Fachleute dämpfen die Erwartungen
Einige Fachleute dämpfen auch vor diesem Hintergrund die Erwartungen hinsichtlich des Offensivpotentials der F-16 im Krieg in der Ukraine. Die Militäranalystin Kelly Grieco, die sich in Washington mit modernem Luftkampf auseinandersetzt, sagte der F.A.Z.: Die „Durchführbarkeit und Effektivität“ von F-16-Einsätzen stoße bei Offensivoperationen an Grenzen.
Bei den F-16 handelt es sich um Flugzeuge der sogenannten 4. Generation. Sie sind technisch weniger fortschrittlich als Modelle der 5. Generation, über die unter anderem die USA verfügen. Die F-16, die in der amerikanischen Luftwaffe während der Carter-Administration eingeführt und seitdem mehrfach modernisiert wurden, besitzen etwa keine Tarnkappentechnik. Das mache sie gegenüber der russischen Luftverteidigung äußerst verwundbar, sagte Grieco: „Wenn die Russen eines haben, dann sind es gute Flugabwehrsysteme.“
Empfindliche Flugzeuge
Andere Analysten sehen allerdings die Möglichkeit, mit den F-16 genau diese Abwehrsysteme sowie Radaranlagen zu bekämpfen. Die russische Flugabwehr ist schon seit Langem ein Schlüsselziel der Ukraine. Der Militäranalyst Frederik Mertens erwartet, dass die F-16 hier wichtige Vorteile bringen wird. Der F.A.Z. sagte er kürzlich, dass die Flugzeuge über Software und über Sensoren verfügten, mit denen russische Systeme weitaus besser identifiziert werden könnten, als es der Ukraine bislang möglich sei.
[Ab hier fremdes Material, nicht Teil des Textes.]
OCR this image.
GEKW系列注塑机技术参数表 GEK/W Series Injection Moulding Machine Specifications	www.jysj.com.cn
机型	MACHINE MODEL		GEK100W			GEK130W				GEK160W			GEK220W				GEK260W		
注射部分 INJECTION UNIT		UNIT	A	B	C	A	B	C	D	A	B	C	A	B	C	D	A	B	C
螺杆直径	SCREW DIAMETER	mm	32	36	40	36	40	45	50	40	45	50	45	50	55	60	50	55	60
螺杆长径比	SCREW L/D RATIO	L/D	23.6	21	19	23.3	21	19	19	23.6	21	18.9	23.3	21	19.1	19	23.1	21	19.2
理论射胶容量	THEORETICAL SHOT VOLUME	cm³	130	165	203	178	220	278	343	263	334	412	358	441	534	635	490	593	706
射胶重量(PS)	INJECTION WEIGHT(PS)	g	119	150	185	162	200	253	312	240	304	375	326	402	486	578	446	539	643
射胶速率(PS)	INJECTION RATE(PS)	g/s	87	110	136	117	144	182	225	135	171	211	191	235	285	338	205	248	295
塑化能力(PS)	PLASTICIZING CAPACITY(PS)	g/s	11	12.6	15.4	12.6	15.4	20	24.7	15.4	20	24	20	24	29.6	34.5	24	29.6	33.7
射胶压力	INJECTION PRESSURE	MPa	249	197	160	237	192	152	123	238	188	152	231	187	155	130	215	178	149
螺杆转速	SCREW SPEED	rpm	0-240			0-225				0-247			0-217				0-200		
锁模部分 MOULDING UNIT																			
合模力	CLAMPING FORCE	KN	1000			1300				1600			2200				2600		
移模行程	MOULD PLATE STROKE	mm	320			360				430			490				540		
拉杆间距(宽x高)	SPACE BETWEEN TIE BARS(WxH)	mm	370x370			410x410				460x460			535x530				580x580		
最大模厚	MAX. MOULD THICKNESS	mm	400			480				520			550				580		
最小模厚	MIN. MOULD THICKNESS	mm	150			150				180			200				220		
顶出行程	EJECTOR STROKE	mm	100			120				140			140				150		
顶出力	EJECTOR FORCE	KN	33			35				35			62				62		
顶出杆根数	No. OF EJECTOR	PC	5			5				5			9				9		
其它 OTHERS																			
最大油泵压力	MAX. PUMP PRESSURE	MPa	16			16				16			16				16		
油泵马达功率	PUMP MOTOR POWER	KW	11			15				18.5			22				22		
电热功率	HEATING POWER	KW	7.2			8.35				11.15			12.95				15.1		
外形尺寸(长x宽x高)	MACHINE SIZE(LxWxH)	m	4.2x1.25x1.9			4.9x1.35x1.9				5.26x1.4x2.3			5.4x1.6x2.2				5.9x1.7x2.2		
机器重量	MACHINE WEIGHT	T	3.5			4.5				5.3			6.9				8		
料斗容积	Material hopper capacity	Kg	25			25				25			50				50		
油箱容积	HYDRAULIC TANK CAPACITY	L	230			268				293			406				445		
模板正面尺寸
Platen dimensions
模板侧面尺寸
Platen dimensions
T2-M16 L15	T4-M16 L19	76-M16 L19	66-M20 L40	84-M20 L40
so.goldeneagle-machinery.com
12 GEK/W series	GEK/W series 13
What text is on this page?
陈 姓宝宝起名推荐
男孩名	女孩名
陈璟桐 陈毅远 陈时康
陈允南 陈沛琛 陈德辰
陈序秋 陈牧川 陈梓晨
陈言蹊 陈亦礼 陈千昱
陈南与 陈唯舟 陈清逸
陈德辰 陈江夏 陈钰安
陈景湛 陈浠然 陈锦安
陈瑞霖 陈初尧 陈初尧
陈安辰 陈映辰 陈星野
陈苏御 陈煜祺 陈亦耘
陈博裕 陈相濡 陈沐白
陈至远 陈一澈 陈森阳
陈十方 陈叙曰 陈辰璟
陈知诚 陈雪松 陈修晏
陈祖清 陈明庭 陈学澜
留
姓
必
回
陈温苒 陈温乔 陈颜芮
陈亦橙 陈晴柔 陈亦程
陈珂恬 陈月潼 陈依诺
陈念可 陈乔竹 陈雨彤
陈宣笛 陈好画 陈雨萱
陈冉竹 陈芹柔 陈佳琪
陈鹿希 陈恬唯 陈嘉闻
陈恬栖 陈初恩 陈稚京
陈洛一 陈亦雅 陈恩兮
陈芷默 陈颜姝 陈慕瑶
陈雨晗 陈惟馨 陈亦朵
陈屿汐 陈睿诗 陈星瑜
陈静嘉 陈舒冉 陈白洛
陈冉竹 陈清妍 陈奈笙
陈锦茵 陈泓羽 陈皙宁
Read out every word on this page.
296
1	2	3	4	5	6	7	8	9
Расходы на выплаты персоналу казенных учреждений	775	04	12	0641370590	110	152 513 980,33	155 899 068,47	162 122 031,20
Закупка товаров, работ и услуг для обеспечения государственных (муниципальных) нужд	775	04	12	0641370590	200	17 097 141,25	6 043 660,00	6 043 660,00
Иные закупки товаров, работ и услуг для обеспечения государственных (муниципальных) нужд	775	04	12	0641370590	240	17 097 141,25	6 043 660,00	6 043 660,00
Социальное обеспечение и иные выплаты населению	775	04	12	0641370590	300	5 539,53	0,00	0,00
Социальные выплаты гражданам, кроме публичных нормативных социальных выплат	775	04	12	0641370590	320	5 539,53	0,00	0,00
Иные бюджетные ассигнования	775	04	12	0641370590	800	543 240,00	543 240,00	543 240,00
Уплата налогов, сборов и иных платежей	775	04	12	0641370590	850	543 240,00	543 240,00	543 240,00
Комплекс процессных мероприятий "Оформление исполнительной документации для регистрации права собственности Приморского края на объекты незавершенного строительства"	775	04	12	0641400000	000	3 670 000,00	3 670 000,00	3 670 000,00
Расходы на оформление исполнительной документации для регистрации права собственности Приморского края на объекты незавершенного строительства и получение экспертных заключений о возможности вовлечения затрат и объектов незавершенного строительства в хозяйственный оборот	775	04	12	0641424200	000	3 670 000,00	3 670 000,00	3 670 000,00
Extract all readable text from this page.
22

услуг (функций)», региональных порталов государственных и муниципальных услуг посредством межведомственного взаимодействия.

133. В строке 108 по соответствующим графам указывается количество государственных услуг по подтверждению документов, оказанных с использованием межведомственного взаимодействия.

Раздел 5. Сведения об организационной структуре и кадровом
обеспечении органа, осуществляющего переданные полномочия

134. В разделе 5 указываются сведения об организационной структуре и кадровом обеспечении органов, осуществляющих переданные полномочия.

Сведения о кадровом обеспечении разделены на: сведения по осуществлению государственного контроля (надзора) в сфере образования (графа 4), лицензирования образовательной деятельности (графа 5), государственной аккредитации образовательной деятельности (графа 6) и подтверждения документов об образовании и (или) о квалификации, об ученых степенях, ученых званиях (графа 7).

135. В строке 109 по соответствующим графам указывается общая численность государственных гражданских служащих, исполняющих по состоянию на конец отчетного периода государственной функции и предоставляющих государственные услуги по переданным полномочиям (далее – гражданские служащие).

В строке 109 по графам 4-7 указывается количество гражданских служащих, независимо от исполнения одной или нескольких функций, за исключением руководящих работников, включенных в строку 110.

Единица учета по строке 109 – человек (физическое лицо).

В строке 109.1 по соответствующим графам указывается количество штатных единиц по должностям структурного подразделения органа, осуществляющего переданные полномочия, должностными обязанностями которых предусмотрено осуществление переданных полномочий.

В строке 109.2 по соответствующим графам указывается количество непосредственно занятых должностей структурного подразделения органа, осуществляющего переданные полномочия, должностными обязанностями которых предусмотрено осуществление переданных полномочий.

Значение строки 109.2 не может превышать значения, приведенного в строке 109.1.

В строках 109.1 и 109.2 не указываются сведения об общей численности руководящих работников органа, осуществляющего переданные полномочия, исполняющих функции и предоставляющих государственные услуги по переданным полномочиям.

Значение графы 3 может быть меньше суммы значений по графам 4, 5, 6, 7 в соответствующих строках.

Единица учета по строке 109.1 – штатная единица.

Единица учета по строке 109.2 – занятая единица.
Die F-16 seien zwar kein „Gamechanger“, und bei Manövern gegen die russische Flugabwehr werde es auch Verluste geben. Aber: „Sie werden die volle Flexibilität mit Anti-Radar-Raketen ermöglichen – und das wird einen Unterschied machen.“
Kritiker der F-16-Lieferung verweisen allerdings darauf, dass die Flugzeuge empfindlicher seien als die Modelle, über die Kiew bislang verfügt. Anders als etwa die sowjetischen MiG-29, die auch von großen Straßen abheben können, benötigen die westlichen F-16 lange Start- und Landebahnen mit einer guten Bodenbeschaffenheit ohne Risse oder Unebenheiten. Zudem sind die Flugzeuge wartungsintensiv. Laut dem wissenschaftlichen Dienst des amerikanischen Kongresses benötigt die amerikanische Luftwaffe für jede Flugstunde etwa 16 Stunden Wartung. Zudem sei das Wartungspersonal auf spezielle Ausrüstung und eine „massive“ logistische Organisation angewiesen.
Andererseits spielt der Ukraine die große Verfügbarkeit der F-16 in die Karten. Mehrere NATO-Länder haben die Flugzeuge in ihren Beständen oder rüsten auf modernere Flugzeuge um. Ein Mangel an Ersatzteilen zeichnet sich also nicht ab. Einer langfristigen Stärkung der ukrainischen Luftwaffe stünde damit nichts im Weg.